Memories pass by slowly. One feels so familiar that I can feel the pain from the handcuffs on my wrists and the chaotic suffocation of a large crowd in a court room. Then it becomes so real that I am no longer watching Remy in handcuffs but living it myself. People with angry eyes and hateful slurs yell loudly through the crowd, while a host of others stand with devastation in their eyes. I walk to a chair, made especially for criminals during their execution. The guards surround me, making it impossible to say anything to Briston and Elizabeth as I pass. My father’s tears streak his cheeks. Leigh is within arm’s length. He bids the executioner to come to my side and I feel the warm tears fall off the end of my nose as the executioner dons gloves and pulls out the syringe to take my life. A loud yell fills the air. Arek rushes in, his face already bruised and swollen. Several guards run to him, but he easily fights them away. It isn’t until the other Protectors come to aid against one of their own that he is unable to do anything. They finally wrestle him down. Leigh nods as Arek cries out. The executioner covers my eyes with a cloth. My chest rises and falls rapidly in panic. Then all goes black.

I don’t want to see any more. “Stop!” I beg.

The further they go, the less control I have. Geo’s face comes to my mind. If I can think of Geo, then it’s not completely hopeless. Quickly it becomes a fight to not immediately turn back to the darkness. I try to think of specific memories, yet they are disintegrating. If this is what it is to age, God save us all.

“Arek, Sassi, Kilon, Geo, Peter, Beckah, my father . . .” I chant and try to picture them. If their images are in my head, then I won’t have to use my voice and Navin’s beat will be clearer. For a moment this works—gentle images pass and the pain in my body begins to subside—then my body jolts, like lightning has struck. Within me burns, every organ and tissue writhes with fire. Breathing deep feels impossible and I lie in the darkness convulsing for air. The strength against me has just doubled. Japha. I know instantly he has joined in the effort to strip me of everything.

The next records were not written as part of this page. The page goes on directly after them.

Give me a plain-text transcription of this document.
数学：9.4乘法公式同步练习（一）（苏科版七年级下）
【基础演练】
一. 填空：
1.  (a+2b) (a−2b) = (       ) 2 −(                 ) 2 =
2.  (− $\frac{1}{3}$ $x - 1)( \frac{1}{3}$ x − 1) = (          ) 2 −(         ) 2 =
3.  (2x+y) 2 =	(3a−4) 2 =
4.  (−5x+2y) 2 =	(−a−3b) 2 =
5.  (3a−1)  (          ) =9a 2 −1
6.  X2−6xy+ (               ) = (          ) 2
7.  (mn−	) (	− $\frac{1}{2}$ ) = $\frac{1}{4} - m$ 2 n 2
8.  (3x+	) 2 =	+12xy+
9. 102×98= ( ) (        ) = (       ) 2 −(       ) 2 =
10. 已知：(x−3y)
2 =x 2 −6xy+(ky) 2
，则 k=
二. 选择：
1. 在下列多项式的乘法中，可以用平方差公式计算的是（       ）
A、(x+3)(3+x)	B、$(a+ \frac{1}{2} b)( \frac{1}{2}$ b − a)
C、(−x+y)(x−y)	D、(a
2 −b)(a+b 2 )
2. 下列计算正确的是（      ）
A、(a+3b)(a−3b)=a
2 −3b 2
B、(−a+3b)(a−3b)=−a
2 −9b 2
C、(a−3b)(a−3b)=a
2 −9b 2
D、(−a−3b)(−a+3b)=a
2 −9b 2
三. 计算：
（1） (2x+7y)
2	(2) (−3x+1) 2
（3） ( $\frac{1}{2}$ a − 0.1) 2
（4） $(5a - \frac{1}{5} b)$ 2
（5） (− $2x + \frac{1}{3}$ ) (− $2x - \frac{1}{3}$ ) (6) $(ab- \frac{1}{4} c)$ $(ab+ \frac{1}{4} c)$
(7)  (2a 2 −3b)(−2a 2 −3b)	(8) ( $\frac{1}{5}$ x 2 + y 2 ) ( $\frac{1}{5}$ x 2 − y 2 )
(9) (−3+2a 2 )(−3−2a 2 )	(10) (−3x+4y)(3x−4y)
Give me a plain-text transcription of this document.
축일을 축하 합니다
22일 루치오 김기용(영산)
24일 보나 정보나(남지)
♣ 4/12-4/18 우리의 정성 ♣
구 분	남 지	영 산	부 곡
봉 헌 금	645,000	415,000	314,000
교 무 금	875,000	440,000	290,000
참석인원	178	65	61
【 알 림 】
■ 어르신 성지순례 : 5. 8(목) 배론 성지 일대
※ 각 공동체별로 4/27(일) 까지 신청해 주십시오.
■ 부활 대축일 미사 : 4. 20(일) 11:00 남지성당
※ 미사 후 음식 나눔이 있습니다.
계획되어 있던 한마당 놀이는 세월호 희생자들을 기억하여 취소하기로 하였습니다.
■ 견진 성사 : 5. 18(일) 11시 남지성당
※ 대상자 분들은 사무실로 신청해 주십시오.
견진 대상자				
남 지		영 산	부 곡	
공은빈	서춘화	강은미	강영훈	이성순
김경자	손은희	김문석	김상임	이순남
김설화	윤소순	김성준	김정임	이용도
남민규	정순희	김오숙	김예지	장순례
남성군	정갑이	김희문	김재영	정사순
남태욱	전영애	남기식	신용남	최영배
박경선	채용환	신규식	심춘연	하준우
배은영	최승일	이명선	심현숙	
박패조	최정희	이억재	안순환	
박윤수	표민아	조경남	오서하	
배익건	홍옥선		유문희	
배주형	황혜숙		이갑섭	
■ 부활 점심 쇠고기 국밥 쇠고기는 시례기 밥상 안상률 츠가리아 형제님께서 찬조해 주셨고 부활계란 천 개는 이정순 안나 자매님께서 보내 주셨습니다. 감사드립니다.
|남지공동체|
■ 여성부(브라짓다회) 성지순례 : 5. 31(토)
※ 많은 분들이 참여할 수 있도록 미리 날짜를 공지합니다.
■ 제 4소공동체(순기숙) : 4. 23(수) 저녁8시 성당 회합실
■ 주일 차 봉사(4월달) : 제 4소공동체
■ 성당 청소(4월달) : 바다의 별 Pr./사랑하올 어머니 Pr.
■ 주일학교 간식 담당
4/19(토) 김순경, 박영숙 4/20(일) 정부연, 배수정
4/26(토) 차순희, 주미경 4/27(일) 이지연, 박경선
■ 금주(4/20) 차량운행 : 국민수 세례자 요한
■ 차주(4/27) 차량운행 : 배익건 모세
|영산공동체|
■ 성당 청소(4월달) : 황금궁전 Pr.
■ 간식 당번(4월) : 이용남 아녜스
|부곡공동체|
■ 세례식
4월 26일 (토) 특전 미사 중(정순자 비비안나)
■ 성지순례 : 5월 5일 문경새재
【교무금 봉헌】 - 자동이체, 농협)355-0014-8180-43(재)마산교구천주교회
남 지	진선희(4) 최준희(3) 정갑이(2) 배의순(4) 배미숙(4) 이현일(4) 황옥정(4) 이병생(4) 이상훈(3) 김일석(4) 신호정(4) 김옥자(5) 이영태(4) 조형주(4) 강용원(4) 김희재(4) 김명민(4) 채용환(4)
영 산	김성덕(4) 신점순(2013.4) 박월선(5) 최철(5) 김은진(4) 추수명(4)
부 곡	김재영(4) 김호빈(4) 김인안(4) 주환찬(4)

There’s nothing to do, but fight. Find a rhythm. Just do it, Willow. An image flashes of people running, screaming, dying . . . and the pain of it claws at me in the black abyss. Anger tears at my soul and shakes my body. Geo’s voice returns, “Picture the pain and chaos rolling off my shoulders like raindrops.” I close my eyes and listen. It takes a while but eventually, I hear a low hum masked by ambient noise. It is a fast rhythm and I try to match it. After a few moments, I do.

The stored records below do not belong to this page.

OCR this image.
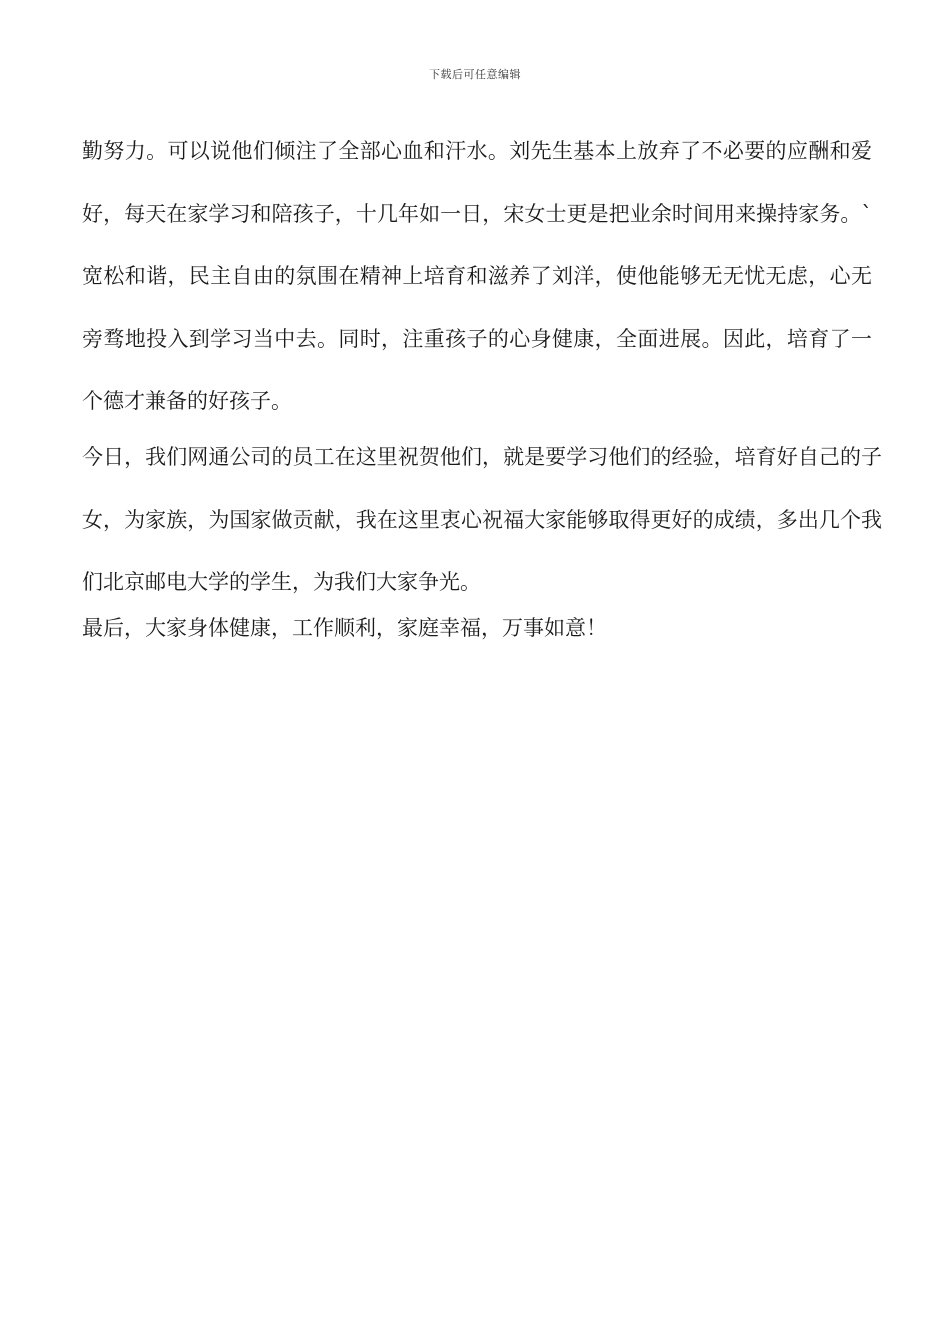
下载后可任意编辑

勤努力。可以说他们倾注了全部心血和汗水。刘先生基本上放弃了不必要的应酬和爱好，每天在家学习和陪孩子，十几年如一日，宋女士更是把业余时间用来操持家务。`宽松和谐，民主自由的氛围在精神上培育和滋养了刘洋，使他能够无无忧无虑，心无旁骛地投入到学习当中去。同时，注重孩子的心身健康，全面进展。因此，培育了一个德才兼备的好孩子。

今日，我们网通公司的员工在这里祝贺他们，就是要学习他们的经验，培育好自己的子女，为家族，为国家做贡献，我在这里衷心祝福大家能够取得更好的成绩，多出几个我们北京邮电大学的学生，为我们大家争光。

最后，大家身体健康，工作顺利，家庭幸福，万事如意！
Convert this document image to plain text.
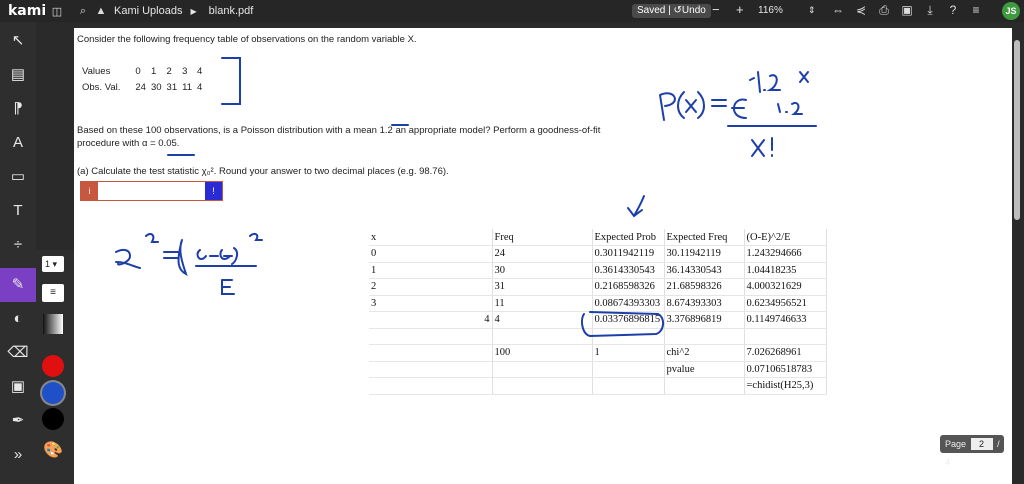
kami ◫	⌕ ▲ Kami Uploads ▶ blank.pdf	Saved | ↺Undo − + 116%	⇕ ⇔ ⋞ ⎙ ▣	⤓	?	≡	JS
↖
▤
⁋
A
▭
T
÷
✎
◐
⌫
▣
✒
»
1 ▾
≡
🎨
Consider the following frequency table of observations on the random variable X.
Values	0	1	2	3	4
Obs. Val.	24	30	31	11	4
Based on these 100 observations, is a Poisson distribution with a mean 1.2 an appropriate model? Perform a goodness-of-fit
procedure with α = 0.05.
(a) Calculate the test statistic χ₀². Round your answer to two decimal places (e.g. 98.76).
i	!
x	Freq	Expected Prob	Expected Freq	(O-E)^2/E
0	24	0.3011942119	30.11942119	1.243294666
1	30	0.3614330543	36.14330543	1.04418235
2	31	0.2168598326	21.68598326	4.000321629
3	11	0.08674393303	8.674393303	0.6234956521
4	4	0.03376896815	3.376896819	0.1149746633

	100	1	chi^2	7.026268961
			pvalue	0.07106518783
				=chidist(H25,3)
Page 2 / 4
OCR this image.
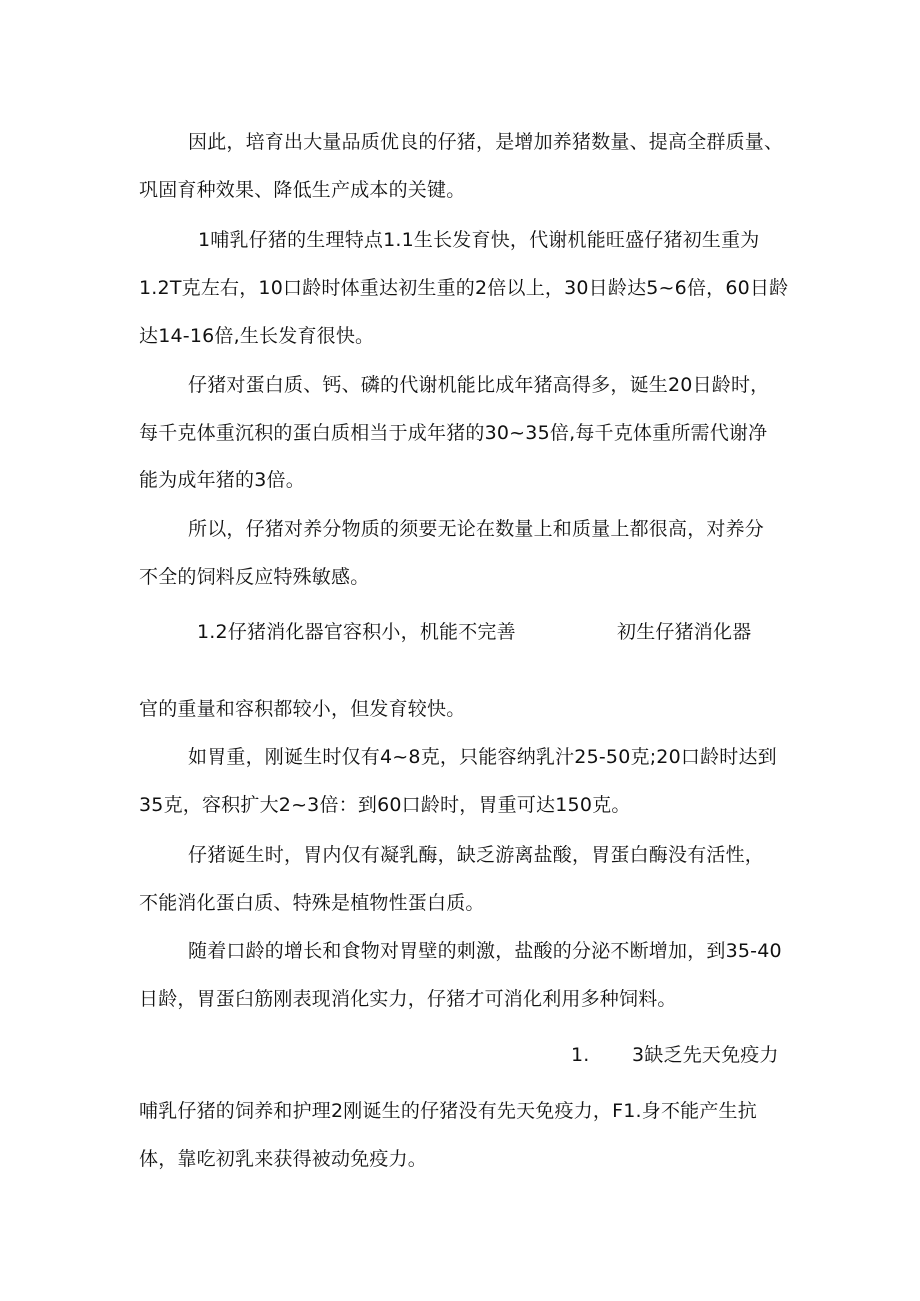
因此，培育出大量品质优良的仔猪，是增加养猪数量、提高全群质量、
巩固育种效果、降低生产成本的关键。
1哺乳仔猪的生理特点1.1生长发育快，代谢机能旺盛仔猪初生重为
1.2T克左右，10口龄时体重达初生重的2倍以上，30日龄达5~6倍，60日龄
达14-16倍,生长发育很快。
仔猪对蛋白质、钙、磷的代谢机能比成年猪高得多，诞生20日龄时，
每千克体重沉积的蛋白质相当于成年猪的30~35倍,每千克体重所需代谢净
能为成年猪的3倍。
所以，仔猪对养分物质的须要无论在数量上和质量上都很高，对养分
不全的饲料反应特殊敏感。
1.2仔猪消化器官容积小，机能不完善	初生仔猪消化器
官的重量和容积都较小，但发育较快。
如胃重，刚诞生时仅有4~8克，只能容纳乳汁25-50克;20口龄时达到
35克，容积扩大2~3倍：到60口龄时，胃重可达150克。
仔猪诞生时，胃内仅有凝乳酶，缺乏游离盐酸，胃蛋白酶没有活性，
不能消化蛋白质、特殊是植物性蛋白质。
随着口龄的增长和食物对胃壁的刺激，盐酸的分泌不断增加，到35-40
日龄，胃蛋臼筋刚表现消化实力，仔猪才可消化利用多种饲料。
1. 3缺乏先天免疫力
哺乳仔猪的饲养和护理2刚诞生的仔猪没有先天免疫力，F1.身不能产生抗
体，靠吃初乳来获得被动免疫力。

Then I adjust my own vibrato, trying to break up the monotony of theirs. I’ve never concentrated so hard on anything in my life. My fingertips are tense from the strain. I must figure out how to separate Navin and Japha, but I am losing. There is no way that I can win this—not by myself. The only other option is to give up.

CHAPTER THIRTY-FIVE

Time doesn’t exist in a black hole. Just like any dream, the passage of time is infinite—either minutes or days or longer. Navin and Japha have me right where they want me. Fighting only seems to make things worse.

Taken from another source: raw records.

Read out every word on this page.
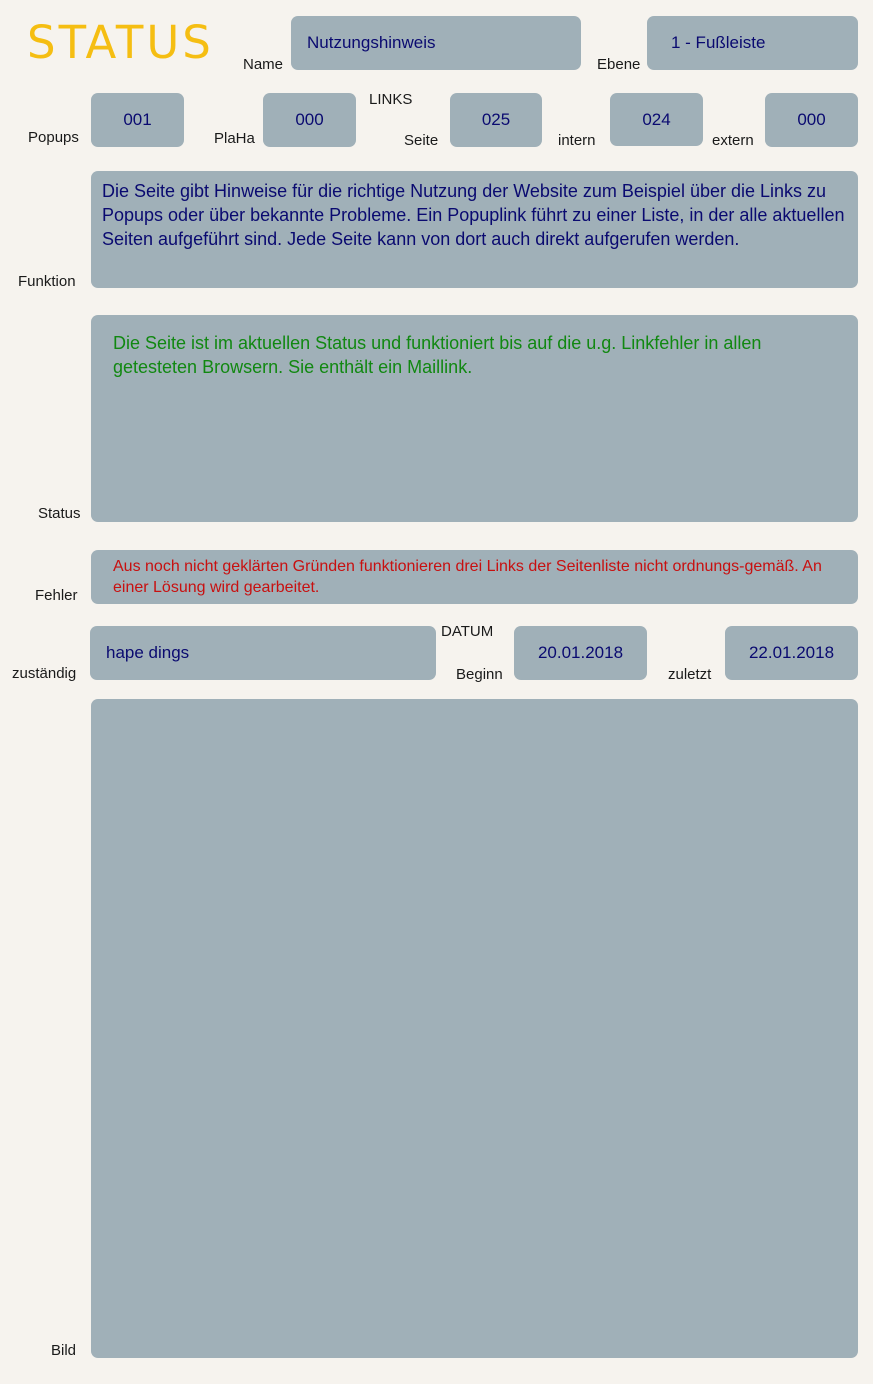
STATUS Name
Nutzungshinweis
Ebene
1 - Fußleiste
Popups
001
PlaHa
000
LINKS
Seite
025
intern
024
extern
000
Funktion
Die Seite gibt Hinweise für die richtige Nutzung der Website zum Beispiel über die Links zu Popups oder über bekannte Probleme. Ein Popuplink führt zu einer Liste, in der alle aktuellen Seiten aufgeführt sind. Jede Seite kann von dort auch direkt aufgerufen werden.
Status
Die Seite ist im aktuellen Status und funktioniert bis auf die u.g. Linkfehler in allen getesteten Browsern. Sie enthält ein Maillink.
Fehler
Aus noch nicht geklärten Gründen funktionieren drei Links der Seitenliste nicht ordnungs-gemäß. An einer Lösung wird gearbeitet.
zuständig
hape dings
DATUM
Beginn
20.01.2018
zuletzt
22.01.2018
Bild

“You’re going to want to give up, Willow,” Geo had told me.

When my mother went through continuous recurrences of cancer, one day she whispered softly in my ear while protected by a large quilt, “I’m done. I’m tired.” This angered me. Enraged me. “No, you’re not!” I assured her. But in the end, she was too tired.

Yet, here I am so weak. How little I’ve fought compared to her. She was the warrior. She was the woman of strength. Perhaps if I just lie still, I will find more peace?

Flashes of memory—good and bad, Willow’s and Remy’s—keep coming through the dark abyss with the shining stars fading in and out.

Just as quickly as the darkness came, it recedes and I am back in the room with Navin and Japha, still trapped.

Navin cocks his head to the side. “You really aren’t Remy?”

“No,” I whisper.

“You have no fight.” This seems to bother him. Instantly this makes me wonder. Does he need me to fight to do what he wants to do? Navin thinks for a moment. He and Japha speak quietly to each other until Japha leaves.

Then he angrily grabs my chin. “Where’s that emotion, Willow?”